Il est cependant des usages particuliers qu'il faut connaître. Vous n'avez pas eu l'habitude de vivre dans ce milieu, il est donc bien nécessaire d'avoir et de lire quelques‑uns de ces traités. Et tout cela, mes amis, pour que nous soyons vraiment l'image de Notre-Seigneur passant au milieu du monde. Vivifions ces règles de politesse mondaine par la vraie charité, par les pensées surnaturelles, par la direction d'intention. Encore un mot sur la manière de nous conduire selon les différents milieux où nous sommes. Nous trouvons‑nous avec des gens qui n'ont ni foi ni loi, qui attaquent la religion, qui blasphèment Notre-Seigneur? Que faire? “... Jésus se taisait” (Mt 26:63). Faisons ainsi, notre silence dira plus que toutes nos objurgations pourraient faire. Au contraire, sommes‑nous avec des gens ignorants et qui ne demandent qu'à être instruits? Faisons‑le simplement et sans affectation. Profitons bien du lieu où nous sommes, où nous a placés la Providence qui avait ses desseins pour cela. Ici, à Saint-Ouen, vous vous promenez sur la terrasse. Vous voyez le clocher d'Argenteuil. Il y a là la tunique de Notre-Seigneur, marquée du sang de Notre-Seigneur. Je me souviens à ce propos que M. Joseph Roussel m'écrivait: “Pendant que j'étudiais cette précieuse relique, et que j'analysais par ordre de l'archevêché les taches de sang dont elle est marquée, je pensais tout le temps à vous, mon Père, et aux Oblats”. Cette parole m'a fait le plus grand plaisir. Le Sang de Notre-Seigneur rappelait les Oblats de saint François de Sales!

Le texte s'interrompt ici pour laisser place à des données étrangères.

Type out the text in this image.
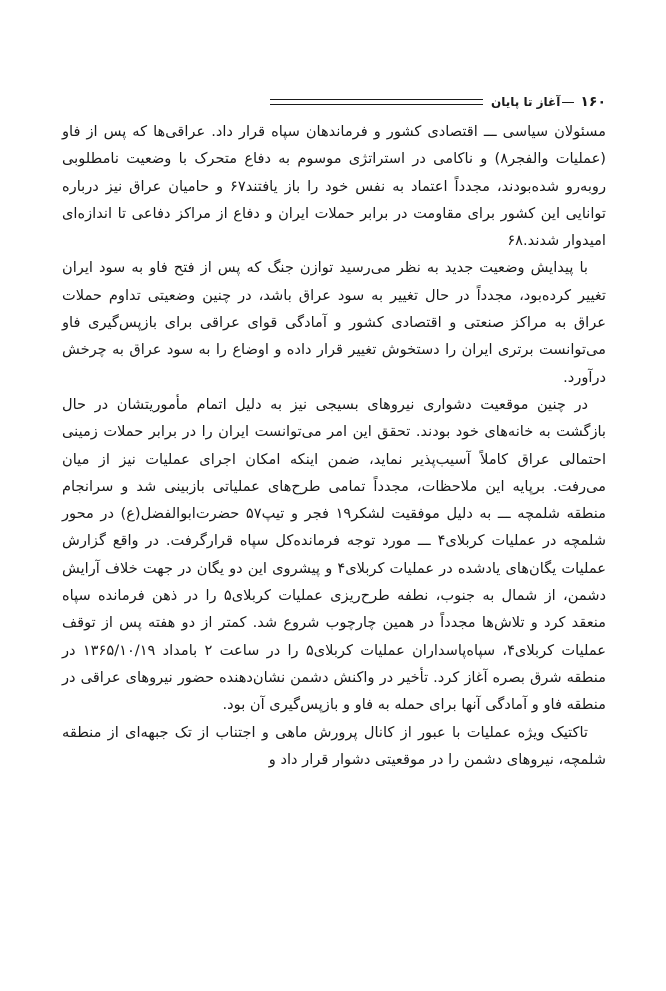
۱۶۰
آغاز تا پایان

مسئولان سیاسی ـــ اقتصادی کشور و فرماندهان سپاه قرار داد. عراقی‌ها که پس از فاو (عملیات والفجر۸) و ناکامی در استراتژی موسوم به دفاع متحرک با وضعیت نامطلوبی روبه‌رو شده‌بودند، مجدداً اعتماد به نفس خود را باز یافتند۶۷ و حامیان عراق نیز درباره توانایی این کشور برای مقاومت در برابر حملات ایران و دفاع از مراکز دفاعی تا اندازه‌ای امیدوار شدند.۶۸

با پیدایش وضعیت جدید به نظر می‌رسید توازن جنگ که پس از فتح فاو به سود ایران تغییر کرده‌بود، مجدداً در حال تغییر به سود عراق باشد، در چنین وضعیتی تداوم حملات عراق به مراکز صنعتی و اقتصادی کشور و آمادگی قوای عراقی برای بازپس‌گیری فاو می‌توانست برتری ایران را دستخوش تغییر قرار داده و اوضاع را به سود عراق به چرخش درآورد.

در چنین موقعیت دشواری نیروهای بسیجی نیز به دلیل اتمام مأموریتشان در حال بازگشت به خانه‌های خود بودند. تحقق این امر می‌توانست ایران را در برابر حملات زمینی احتمالی عراق کاملاً آسیب‌پذیر نماید، ضمن اینکه امکان اجرای عملیات نیز از میان می‌رفت. برپایه این ملاحظات، مجدداً تمامی طرح‌های عملیاتی بازبینی شد و سرانجام منطقه شلمچه ـــ به دلیل موفقیت لشکر۱۹ فجر و تیپ۵۷ حضرت‌ابوالفضل(ع) در محور شلمچه در عملیات کربلای۴ ـــ مورد توجه فرمانده‌کل سپاه قرارگرفت. در واقع گزارش عملیات یگان‌های یادشده در عملیات کربلای۴ و پیشروی این دو یگان در جهت خلاف آرایش دشمن، از شمال به جنوب، نطفه طرح‌ریزی عملیات کربلای۵ را در ذهن فرمانده سپاه منعقد کرد و تلاش‌ها مجدداً در همین چارچوب شروع شد. کمتر از دو هفته پس از توقف عملیات کربلای۴، سپاه‌پاسداران عملیات کربلای۵ را در ساعت ۲ بامداد ۱۳۶۵/۱۰/۱۹ در منطقه شرق بصره آغاز کرد. تأخیر در واکنش دشمن نشان‌دهنده حضور نیروهای عراقی در منطقه فاو و آمادگی آنها برای حمله به فاو و بازپس‌گیری آن بود.

تاکتیک ویژه عملیات با عبور از کانال پرورش ماهی و اجتناب از تک جبهه‌ای از منطقه شلمچه، نیروهای دشمن را در موقعیتی دشوار قرار داد و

Etes‑vous isolés, dans la solitude? Demandez à Notre-Seigneur qu'il vous fasse comprendre et apprécier cette grâce de la solitude avec lui. Vous êtes dans une communauté fervente: recueillez les bons exemples, mettez‑vous à l'unisson des meilleurs de vos frères. Allez‑vous en pèlerinage dans un sanctuaire vénéré? Ranimez votre foi, votre piété, et puisez abondamment dans le trésor des grâces. Quand vous voyagez, ne passez jamais devant une église sans saluer Notre-Seigneur et faire la communion spirituelle. C'est un moyen de ne pas oublier Notre-Seigneur, de l'adorer, et c'est aussi le moyen d'éviter bien des dangers. Dans la cérémonie d'imposition du scapulaire, il est dit: “Que Dieu vous donne un lieu où vous pourrez faire du bien”. Le lieu a donc une action puissante sur l'âme, sur la vie surnaturelle. Que l'Oblat de saint François de Sales soit ainsi, avec une grande simplicité, allant tout droit son chemin, comme le Sauveur. Oui, mes amis, qu'on dise de nous, quand on nous a vus passer: “Mais, lui ... allait son chemin” (Lc 4:30). Marchons comme Lui, passons comme Lui. Il faut avoir là, au cœur, quelque chose qui nous lie au Sauveur, qui nous lie au bon Dieu. Ce sera votre vie, votre bonheur.